The chart below highlights the difference in 3-year returns following the periods when investors are the most confident (as reflected by fund flows into equity mutual funds and ETFs) versus when they are panic stricken (as reflected by fund flows into equity mutual funds and ETFs). This massive gap in returns is the cost of emotion.
Finally, on November 30th of last year, the CGM Focus Fund closed up shop. Since I just learned of the event, now seems like a good time to reprint an email I sent in January of last year to highlight this topic and remind you that the only thing new in the world is the history you don’t know:
On Dec. 31, 2009, Wall Street Journal published an article showing that the CGM Focus Fund was the top performing mutual fund over the previous decade, having risen by more than 18% annually. However, the typical CGM Focus shareholder lost 11% annually over that same period.
That negative 11% return isn’t a typo. From the article:
“The gap between CGM Focus's 10-year investor returns and total returns is among the worst of any fund tracked by Morningstar. The fund's hot-and-cold performance likely widened that gap. The fund surged 80% in 2007. Investors poured $2.6 billion into CGM Focus the following year, only to see the fund sink 48%. Investors then yanked more than $750 million from the fund in the first eleven months of 2009, though it is up about 11% for the year through Tuesday.”

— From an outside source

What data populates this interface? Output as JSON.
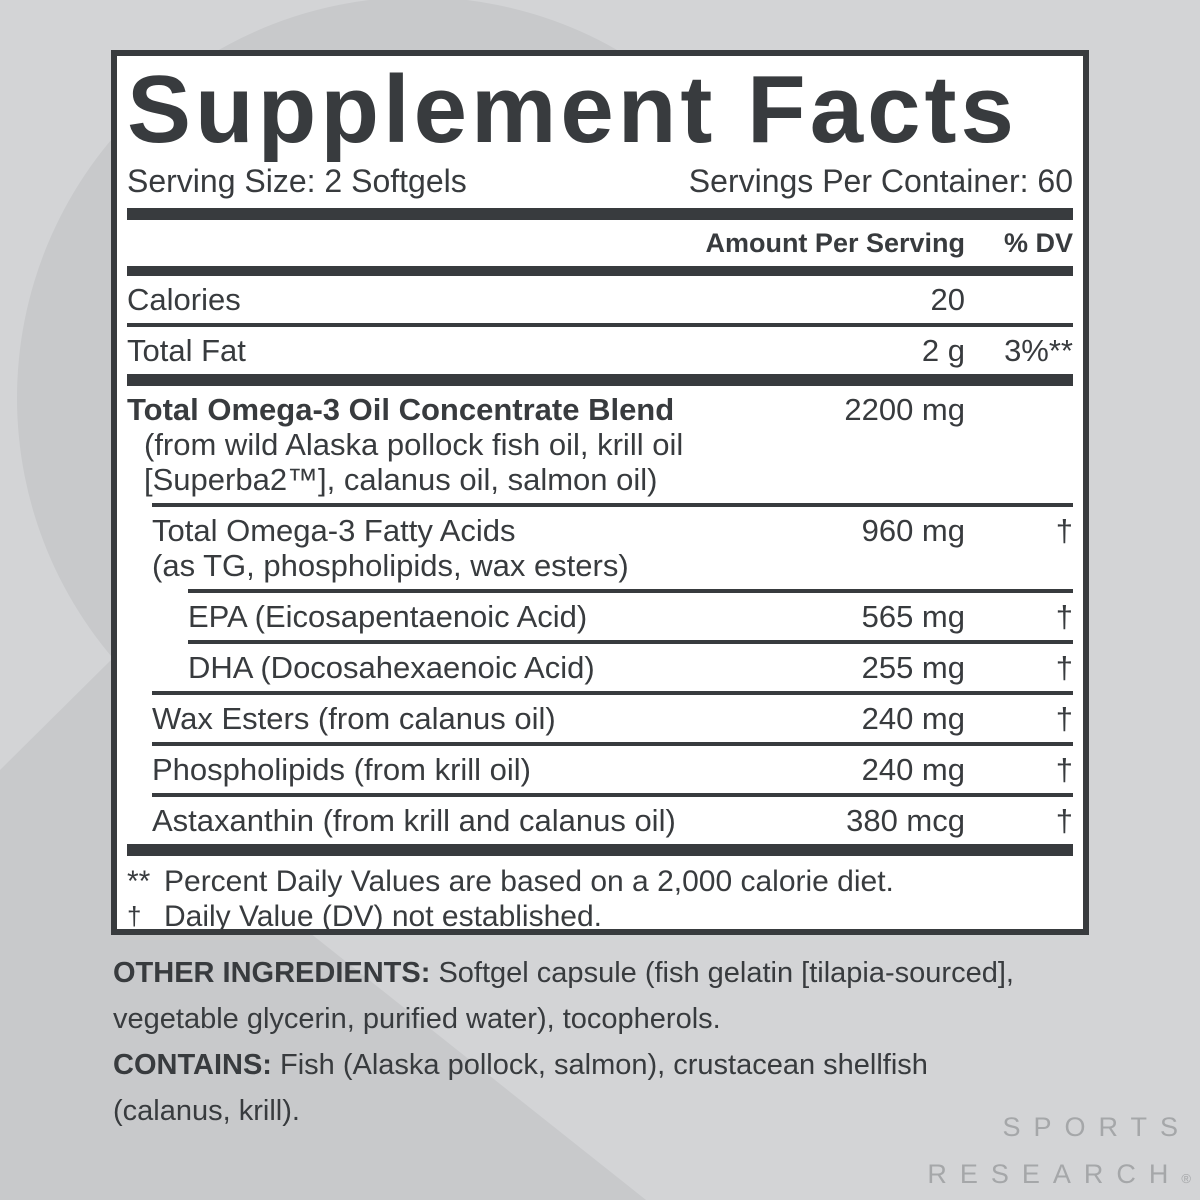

Why am I bringing up a 12-year-old article? Because today’s funds, and their investors, have different names but all the same problems. For example, on December 13, 2021, Morningstar published this article, ARKK: An Object Lesson in How Not To Invest, which reads in part:
“Over the past five years, for example, the fund’s [ARK Innovation ETF] 41.3% annualized return places it among the top five best-performing U.S. equity funds and ETFs, and it trounced the S&P 500 (the benchmark listed in its prospectus) by more than 15 percentage points per year. After the adjusting for the timing of cash inflows and outflows, though, we estimate that investors earned less than a fourth of that return. ARKK’s estimated 9.9% investor return over the past five years lagged its benchmark by about 8 percentage points per year.”
If you take nothing else from the above, let it be this: The dominant determinant of real-life, long-term investment outcomes is not investment performance; it's investor behavior. Because while buying low and selling high is important, it is not simple. It requires controlling emotions, ignoring what is popular, and acting consistently on a plan. Most humans can’t do it, and these articles are just two very good examples.
Another fun point of follow up: I originally sent this email on 1/10/22. The ARKK fund ended up going down roughly 60% over the remainder of 2022.
When it comes to writing about investments, the disclaimers are important. Past performance is not indicative of future returns, my opinions are not necessarily those of TSA Wealth Management and this is not intended to be personalized legal, accounting, or tax advice etc.